In a 2003 analysis of renewable aviation energy sources, the UK's Imperial College Centre for Energy Policy and Technology put the cost of producing biodiesel at between $33.50 and $52.60 per gigajoule (GJ) of energy. This includes conversion and distribution, but raising crops is 75% of the cost, says Dr Ausilio Bauen, one of the report's authors. The equivalent cost for kerosene in 2003 was $4.6/GJ.
Biodiesel is normally blended with conventional diesel - to a maximum of 20% to avoid issues with storage stability, as it breaks down and should be used within six months of manufacture. "It goes rancid," says Farmery. Biodiesel also degrades rubber gaskets and hoses, but these can be replaced with resistant materials.
Undoubtedly the greatest problem with biodiesel is its need for warm temperatures, Bauen says. Blended with kerosene, biodiesel raises the fuel's cloud point (CP) - the temperature at which micro-crystals form. "Even just 10% by weight biodiesel blend raises the CP from -51ºC [-60°F] to -29ºC," the report states.
Purdue University researchers are closing in on cold-resistant biodiesel, and Baylor University in Texas hopes to secure a grant to take biodiesel/kerosene blends back in the air. In the 1990s, the university's Institute for Air Science flew a Beech King Air for 60h with a Pratt & Whitney Canada PT6A running a 20:80 blend of biodiesel and kerosene and the other 100% Jet A.

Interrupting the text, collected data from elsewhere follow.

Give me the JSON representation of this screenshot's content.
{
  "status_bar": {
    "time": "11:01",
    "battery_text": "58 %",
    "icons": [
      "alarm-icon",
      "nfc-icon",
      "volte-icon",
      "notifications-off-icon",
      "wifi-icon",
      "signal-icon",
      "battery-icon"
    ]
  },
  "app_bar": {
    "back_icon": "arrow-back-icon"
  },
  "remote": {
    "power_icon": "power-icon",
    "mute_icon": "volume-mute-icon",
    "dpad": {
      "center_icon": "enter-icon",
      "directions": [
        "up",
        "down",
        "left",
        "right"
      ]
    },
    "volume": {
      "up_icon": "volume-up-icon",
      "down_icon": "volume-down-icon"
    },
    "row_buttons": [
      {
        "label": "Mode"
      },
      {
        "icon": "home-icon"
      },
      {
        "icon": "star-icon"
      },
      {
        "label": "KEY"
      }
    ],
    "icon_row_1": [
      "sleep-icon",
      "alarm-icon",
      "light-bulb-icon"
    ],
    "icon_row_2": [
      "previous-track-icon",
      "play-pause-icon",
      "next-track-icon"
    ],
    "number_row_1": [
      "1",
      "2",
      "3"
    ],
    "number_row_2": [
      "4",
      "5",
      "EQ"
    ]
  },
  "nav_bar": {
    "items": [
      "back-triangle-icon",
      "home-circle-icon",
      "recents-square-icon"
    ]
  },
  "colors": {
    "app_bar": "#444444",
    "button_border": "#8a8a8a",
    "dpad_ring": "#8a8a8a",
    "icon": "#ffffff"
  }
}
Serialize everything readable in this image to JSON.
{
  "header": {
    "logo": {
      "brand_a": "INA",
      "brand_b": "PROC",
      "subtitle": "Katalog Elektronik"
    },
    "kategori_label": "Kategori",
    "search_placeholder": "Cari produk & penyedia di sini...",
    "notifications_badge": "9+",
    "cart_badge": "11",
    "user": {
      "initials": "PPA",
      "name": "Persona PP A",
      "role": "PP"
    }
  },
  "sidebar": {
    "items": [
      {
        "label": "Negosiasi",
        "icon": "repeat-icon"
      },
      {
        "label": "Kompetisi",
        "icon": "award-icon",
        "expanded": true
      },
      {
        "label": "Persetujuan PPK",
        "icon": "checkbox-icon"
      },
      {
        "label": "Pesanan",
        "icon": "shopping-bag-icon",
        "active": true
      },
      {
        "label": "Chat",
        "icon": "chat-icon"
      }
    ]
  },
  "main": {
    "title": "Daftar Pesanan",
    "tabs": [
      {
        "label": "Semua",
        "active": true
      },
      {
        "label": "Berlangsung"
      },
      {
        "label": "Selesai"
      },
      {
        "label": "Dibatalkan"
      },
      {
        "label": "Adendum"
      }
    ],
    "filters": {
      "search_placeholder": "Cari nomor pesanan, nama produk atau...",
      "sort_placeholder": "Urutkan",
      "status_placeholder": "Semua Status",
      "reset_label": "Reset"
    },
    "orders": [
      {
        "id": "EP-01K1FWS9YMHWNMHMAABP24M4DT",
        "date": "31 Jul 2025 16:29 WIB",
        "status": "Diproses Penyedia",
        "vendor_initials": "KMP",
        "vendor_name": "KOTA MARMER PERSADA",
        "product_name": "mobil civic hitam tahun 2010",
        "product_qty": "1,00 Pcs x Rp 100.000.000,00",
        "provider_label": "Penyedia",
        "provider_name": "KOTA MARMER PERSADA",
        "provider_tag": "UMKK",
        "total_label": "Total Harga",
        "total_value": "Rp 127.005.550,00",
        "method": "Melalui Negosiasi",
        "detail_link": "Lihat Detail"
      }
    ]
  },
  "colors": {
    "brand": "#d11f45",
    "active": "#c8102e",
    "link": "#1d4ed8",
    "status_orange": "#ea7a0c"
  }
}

The aircraft was flown to 25,000ft (7,600m) and "appeared to have no problems", says institute director Dr Max Shauck. The team tested blends as high as 50% on the ground. "We found that, in blends up to 50%, the performance was exactly the same as Jet A," he says. There was even an unexpected bonus: "The fuel bladders had become somewhat brittle over time and there was a rejuvenation."
Oxygen content
A disadvantage of biodiesel for aviation is its oxygen content, which adds weight. "The trick is to get rid of the oxygen in biomass," says Farmery. "BTL can, but is expensive." Oxygen in vegetable oil can be removed through hydrotreatment, a process he believes is key to the US Defense Advanced Research Projects Agency's (DARPA) new BioFuels programme.
DARPA is looking for processes to produce a biofuel JP-8 surrogate affordably. Its goal is a 60% or better conversion efficiency (by energy content) from crop oil to bio-jet fuel, with a path to 90%. Industry has high hopes for the effort. Timothy Held, manager, advanced combustor engineering with General Electric, believes the outcome of the BioFuels programme "has a significant chance of becoming a viable aviation fuel".